In the figure there is a convex quadrilateral ABCD. The lines DA and CB intersect at K, the lines AB and DC intersect at L, the lines AC and KL intersect at G, the
lines DB and KL intersect at F. Prove that $\frac{KF}{FL} = \frac{KG}{GL}$ .
I feel like this question is screaming for menelaus but i can't figure out where; so i did what any desperate person would do in this case; write out all the menelaus for all of the collinear triples. But there were 10 triples so all I got was a page full of letters from which I couldn't figure out anything.
I would highly appreciate a synthetic solution using things like Menelaus, Ceva's, Area Lemma and just basic things (nothing too fancy like complex or bary)
Thanks!
Best Answer
If you use Menelaus, you obtain $$\frac{LG \cdot KA \cdot DC}{GK \cdot AD \cdot CL} = 1,$$ where we ignore the signs of lengths.

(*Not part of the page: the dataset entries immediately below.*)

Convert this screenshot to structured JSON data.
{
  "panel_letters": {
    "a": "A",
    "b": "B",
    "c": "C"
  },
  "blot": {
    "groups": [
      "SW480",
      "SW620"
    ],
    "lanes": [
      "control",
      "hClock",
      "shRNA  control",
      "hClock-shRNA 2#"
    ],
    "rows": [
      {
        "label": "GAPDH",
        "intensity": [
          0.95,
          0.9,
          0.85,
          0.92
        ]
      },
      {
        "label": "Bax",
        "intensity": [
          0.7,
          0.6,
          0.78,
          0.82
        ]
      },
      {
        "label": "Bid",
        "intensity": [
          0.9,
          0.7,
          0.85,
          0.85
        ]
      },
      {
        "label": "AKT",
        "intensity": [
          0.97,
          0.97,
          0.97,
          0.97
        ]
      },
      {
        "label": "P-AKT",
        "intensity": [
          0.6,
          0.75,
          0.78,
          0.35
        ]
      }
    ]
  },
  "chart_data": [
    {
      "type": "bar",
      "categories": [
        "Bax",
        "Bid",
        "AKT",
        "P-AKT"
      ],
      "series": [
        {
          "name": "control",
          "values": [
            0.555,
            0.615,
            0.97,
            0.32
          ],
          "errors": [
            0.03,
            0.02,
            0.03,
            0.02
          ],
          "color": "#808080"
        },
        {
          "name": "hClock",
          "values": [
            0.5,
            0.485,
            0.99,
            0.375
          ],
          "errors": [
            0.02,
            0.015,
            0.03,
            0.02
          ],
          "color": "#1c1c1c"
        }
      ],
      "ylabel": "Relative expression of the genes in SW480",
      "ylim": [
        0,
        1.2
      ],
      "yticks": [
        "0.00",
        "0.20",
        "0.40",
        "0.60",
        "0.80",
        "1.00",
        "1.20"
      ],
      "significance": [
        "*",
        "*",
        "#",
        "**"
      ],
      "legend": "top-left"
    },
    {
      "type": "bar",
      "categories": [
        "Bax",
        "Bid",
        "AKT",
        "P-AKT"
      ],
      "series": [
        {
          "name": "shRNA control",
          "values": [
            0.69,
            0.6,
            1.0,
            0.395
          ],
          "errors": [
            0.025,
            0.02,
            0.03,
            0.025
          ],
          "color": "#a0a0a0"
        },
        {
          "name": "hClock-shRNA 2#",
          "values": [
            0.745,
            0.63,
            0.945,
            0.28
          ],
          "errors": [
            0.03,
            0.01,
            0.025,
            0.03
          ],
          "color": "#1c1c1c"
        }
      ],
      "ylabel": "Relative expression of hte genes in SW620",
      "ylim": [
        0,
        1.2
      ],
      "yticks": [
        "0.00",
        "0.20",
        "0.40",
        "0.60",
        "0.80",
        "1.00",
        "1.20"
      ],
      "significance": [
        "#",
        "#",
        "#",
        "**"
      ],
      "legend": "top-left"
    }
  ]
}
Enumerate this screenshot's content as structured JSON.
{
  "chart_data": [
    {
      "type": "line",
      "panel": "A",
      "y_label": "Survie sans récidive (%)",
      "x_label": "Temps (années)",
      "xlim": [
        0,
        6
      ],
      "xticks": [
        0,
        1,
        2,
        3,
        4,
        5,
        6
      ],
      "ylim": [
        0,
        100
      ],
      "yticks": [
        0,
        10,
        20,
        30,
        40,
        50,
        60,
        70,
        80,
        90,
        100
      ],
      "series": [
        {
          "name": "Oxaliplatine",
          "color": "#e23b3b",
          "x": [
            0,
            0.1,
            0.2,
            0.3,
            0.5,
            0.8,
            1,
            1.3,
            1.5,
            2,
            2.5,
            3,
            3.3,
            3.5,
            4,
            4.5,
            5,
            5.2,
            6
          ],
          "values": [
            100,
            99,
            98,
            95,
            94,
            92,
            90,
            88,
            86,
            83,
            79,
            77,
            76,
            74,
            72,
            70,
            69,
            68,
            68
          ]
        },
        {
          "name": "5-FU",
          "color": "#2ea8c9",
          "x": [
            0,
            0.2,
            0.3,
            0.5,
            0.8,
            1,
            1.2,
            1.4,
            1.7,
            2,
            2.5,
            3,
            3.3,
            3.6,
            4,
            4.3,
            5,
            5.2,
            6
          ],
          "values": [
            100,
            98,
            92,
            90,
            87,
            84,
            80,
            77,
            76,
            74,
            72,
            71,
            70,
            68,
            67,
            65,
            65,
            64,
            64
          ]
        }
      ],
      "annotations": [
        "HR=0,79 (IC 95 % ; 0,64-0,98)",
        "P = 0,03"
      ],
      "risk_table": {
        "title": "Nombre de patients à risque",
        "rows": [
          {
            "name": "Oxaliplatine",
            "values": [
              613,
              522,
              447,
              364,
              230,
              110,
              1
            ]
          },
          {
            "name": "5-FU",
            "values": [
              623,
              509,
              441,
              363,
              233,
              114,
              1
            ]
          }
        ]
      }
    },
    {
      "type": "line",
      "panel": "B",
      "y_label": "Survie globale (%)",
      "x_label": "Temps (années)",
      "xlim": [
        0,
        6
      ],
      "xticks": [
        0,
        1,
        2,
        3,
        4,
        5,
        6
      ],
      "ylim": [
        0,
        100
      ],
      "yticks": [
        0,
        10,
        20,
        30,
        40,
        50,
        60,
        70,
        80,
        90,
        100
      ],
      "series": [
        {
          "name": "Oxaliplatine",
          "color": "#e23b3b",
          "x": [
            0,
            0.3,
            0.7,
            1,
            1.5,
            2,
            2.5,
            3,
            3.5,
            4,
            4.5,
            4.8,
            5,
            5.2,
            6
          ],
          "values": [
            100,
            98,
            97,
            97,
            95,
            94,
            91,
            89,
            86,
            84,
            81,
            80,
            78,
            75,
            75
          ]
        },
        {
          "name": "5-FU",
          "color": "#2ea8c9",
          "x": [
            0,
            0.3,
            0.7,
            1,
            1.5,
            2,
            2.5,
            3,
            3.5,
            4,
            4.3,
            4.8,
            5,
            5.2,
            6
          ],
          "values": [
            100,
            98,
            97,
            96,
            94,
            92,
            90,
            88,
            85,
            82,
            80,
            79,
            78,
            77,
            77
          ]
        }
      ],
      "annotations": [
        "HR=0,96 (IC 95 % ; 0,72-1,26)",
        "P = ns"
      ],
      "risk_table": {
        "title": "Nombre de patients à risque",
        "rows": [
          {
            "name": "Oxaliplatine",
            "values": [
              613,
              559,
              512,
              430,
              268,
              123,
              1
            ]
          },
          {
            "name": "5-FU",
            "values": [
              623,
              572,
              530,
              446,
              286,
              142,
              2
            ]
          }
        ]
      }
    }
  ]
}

Similarly, Ceva yields $$\frac{LF \cdot AK \cdot DC}{FK \cdot AD \cdot CL} = 1.$$
It follows that $\frac{LG}{GK} = \frac{LF}{FK}.$
I ignored signed length out of my haste, but this is the general method of showing the result. As mentioned by Aqua, this used frequently in projective geometry, specifically because the four points form a harmonic bundle. I urge you to search that up, if you are interested :)